When babies are formula fed, they do tend to get into a very regular pattern of feeding ime - it was every 4 hours for my dd, whereas for my other children who were breastfed they fed as and when and there was not really a routine at all. If you follow the current guidelines on formula, the easiest thing is to keep boiling a kettle every 30 minutes when you anticipate your baby is coming up for a feed. It's ok to make the feed after 20 minutes (I never made them with boiling water because that's supposed to lower the nutritional content).

electra · 17/09/2010 20:43

It is also true that your boobs will probably keep up your milk supply though.
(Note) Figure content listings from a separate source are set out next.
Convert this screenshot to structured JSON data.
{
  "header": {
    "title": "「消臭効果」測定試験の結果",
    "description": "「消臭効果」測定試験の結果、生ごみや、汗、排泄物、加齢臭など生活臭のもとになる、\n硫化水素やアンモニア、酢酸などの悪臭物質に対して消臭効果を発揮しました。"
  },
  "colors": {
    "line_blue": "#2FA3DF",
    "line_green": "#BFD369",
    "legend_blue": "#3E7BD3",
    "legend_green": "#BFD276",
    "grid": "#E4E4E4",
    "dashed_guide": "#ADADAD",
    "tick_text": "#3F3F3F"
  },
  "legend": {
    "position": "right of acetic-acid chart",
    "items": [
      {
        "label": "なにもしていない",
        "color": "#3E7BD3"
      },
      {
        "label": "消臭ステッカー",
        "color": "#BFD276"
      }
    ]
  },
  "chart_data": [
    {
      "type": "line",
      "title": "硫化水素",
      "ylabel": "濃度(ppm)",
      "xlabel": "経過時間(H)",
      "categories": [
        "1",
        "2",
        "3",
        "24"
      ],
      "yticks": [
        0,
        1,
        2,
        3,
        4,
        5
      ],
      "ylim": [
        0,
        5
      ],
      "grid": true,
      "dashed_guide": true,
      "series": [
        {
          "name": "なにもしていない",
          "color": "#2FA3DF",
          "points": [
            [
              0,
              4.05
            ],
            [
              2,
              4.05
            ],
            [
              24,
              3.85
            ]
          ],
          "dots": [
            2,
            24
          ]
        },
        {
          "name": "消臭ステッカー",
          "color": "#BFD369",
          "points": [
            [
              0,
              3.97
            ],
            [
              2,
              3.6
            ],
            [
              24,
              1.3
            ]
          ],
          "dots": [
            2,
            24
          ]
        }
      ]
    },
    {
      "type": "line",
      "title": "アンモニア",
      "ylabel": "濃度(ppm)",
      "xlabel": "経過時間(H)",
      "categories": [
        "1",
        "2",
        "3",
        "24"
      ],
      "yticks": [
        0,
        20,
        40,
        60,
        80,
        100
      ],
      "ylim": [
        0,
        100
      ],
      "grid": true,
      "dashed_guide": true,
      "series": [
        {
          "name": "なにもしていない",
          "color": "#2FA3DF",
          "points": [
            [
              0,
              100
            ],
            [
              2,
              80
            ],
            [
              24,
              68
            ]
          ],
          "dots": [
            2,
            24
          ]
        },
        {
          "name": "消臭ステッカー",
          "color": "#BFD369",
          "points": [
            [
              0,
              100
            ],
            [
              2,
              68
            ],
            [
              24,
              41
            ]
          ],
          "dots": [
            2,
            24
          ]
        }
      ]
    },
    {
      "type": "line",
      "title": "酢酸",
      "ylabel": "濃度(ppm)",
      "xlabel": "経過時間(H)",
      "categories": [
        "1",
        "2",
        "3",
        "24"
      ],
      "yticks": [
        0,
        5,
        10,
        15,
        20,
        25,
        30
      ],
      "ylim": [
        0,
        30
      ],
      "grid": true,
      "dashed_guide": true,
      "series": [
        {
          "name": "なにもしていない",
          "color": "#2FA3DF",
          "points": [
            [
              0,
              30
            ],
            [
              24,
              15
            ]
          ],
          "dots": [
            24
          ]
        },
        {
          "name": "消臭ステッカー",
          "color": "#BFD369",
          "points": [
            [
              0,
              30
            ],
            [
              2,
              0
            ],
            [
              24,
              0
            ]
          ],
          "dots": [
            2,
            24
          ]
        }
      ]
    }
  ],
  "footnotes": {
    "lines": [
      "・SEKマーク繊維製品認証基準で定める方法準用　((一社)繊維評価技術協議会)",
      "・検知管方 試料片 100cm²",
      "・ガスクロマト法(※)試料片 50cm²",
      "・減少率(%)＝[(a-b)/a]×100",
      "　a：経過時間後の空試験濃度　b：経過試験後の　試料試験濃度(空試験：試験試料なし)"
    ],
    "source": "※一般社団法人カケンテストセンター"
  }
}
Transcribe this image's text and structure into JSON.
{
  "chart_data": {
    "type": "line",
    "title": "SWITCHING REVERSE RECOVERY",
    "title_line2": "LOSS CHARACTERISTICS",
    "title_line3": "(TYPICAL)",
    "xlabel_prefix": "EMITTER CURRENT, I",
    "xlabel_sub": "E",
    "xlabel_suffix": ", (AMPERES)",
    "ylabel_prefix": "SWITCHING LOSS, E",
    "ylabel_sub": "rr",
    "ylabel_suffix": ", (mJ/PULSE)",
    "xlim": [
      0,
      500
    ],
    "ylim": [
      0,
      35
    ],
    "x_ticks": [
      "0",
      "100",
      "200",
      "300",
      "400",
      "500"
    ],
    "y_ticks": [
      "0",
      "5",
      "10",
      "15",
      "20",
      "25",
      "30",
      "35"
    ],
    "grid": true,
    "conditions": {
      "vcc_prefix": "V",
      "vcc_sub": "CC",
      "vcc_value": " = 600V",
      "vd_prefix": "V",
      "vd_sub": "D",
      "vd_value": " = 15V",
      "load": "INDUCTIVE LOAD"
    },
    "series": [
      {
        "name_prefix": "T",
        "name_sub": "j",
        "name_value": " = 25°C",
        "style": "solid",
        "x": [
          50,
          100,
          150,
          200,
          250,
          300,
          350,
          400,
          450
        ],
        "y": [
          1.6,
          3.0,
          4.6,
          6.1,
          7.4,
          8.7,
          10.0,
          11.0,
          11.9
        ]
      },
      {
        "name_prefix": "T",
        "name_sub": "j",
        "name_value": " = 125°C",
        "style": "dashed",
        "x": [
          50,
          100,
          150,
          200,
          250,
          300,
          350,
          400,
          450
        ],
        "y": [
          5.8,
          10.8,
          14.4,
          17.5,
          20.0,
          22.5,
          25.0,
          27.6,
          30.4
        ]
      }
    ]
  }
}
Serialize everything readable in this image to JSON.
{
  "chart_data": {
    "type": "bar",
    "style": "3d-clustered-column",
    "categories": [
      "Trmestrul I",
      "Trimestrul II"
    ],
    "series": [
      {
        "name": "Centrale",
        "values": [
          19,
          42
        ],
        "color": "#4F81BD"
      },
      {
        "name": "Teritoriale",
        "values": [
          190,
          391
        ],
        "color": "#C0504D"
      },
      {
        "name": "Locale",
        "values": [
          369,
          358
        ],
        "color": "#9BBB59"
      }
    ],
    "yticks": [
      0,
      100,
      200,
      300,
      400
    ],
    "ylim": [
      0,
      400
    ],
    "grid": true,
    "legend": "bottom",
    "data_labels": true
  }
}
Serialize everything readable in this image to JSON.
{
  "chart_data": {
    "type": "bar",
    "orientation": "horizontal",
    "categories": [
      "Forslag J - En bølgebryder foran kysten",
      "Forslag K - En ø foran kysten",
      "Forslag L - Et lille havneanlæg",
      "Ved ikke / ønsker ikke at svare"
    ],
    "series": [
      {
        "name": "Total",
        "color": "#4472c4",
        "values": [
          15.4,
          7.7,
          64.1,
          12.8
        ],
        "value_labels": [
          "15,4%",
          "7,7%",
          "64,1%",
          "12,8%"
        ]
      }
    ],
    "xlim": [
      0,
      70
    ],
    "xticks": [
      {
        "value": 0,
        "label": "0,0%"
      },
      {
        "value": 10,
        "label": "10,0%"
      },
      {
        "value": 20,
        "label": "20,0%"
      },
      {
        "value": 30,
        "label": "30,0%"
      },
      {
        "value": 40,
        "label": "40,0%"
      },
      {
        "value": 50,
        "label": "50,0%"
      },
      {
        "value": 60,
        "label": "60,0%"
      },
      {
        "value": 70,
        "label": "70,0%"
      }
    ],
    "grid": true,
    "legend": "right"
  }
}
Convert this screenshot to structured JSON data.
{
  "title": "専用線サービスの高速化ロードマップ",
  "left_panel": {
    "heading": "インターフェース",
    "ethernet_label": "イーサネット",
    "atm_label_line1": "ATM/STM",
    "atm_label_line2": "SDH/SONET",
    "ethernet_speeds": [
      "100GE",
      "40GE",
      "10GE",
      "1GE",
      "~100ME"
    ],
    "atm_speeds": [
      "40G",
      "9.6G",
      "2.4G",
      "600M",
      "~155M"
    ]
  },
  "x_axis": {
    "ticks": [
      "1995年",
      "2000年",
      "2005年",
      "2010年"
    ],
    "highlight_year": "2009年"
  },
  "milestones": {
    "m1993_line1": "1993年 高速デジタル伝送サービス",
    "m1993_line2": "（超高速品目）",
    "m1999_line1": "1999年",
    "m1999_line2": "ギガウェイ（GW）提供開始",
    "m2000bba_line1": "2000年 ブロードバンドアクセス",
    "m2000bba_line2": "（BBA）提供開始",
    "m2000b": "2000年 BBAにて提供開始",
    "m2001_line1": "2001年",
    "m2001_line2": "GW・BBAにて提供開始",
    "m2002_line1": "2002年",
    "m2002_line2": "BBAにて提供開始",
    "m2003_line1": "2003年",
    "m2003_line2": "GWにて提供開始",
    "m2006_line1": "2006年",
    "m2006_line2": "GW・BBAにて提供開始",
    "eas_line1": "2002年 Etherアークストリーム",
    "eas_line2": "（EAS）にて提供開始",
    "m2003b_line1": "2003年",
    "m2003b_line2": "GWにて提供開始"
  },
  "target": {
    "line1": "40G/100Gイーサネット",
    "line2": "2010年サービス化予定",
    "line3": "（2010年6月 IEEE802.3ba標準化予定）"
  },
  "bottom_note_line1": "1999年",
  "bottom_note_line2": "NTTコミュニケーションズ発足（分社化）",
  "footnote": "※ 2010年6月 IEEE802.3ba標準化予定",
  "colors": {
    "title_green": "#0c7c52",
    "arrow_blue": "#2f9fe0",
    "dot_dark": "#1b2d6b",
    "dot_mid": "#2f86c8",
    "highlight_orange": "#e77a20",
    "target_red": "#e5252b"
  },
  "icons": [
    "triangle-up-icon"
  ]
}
When one of my children was 16 months old I went on holiday for a week and carried on feeding her when I got back.

JiggeryPopery · 17/09/2010 20:44

lol at cooling in wine

what a waste! Grin

jollyma · 17/09/2010 20:52

I agree w the above. At 6 months you are often cutting down the amount of milk as solids increase so if you want to carry on bf it is possible. Your milk supply is quite flexible now it is so well established. I recently stopped bf ds2 at 17 months and was giving him one feed a day but not always at the same time.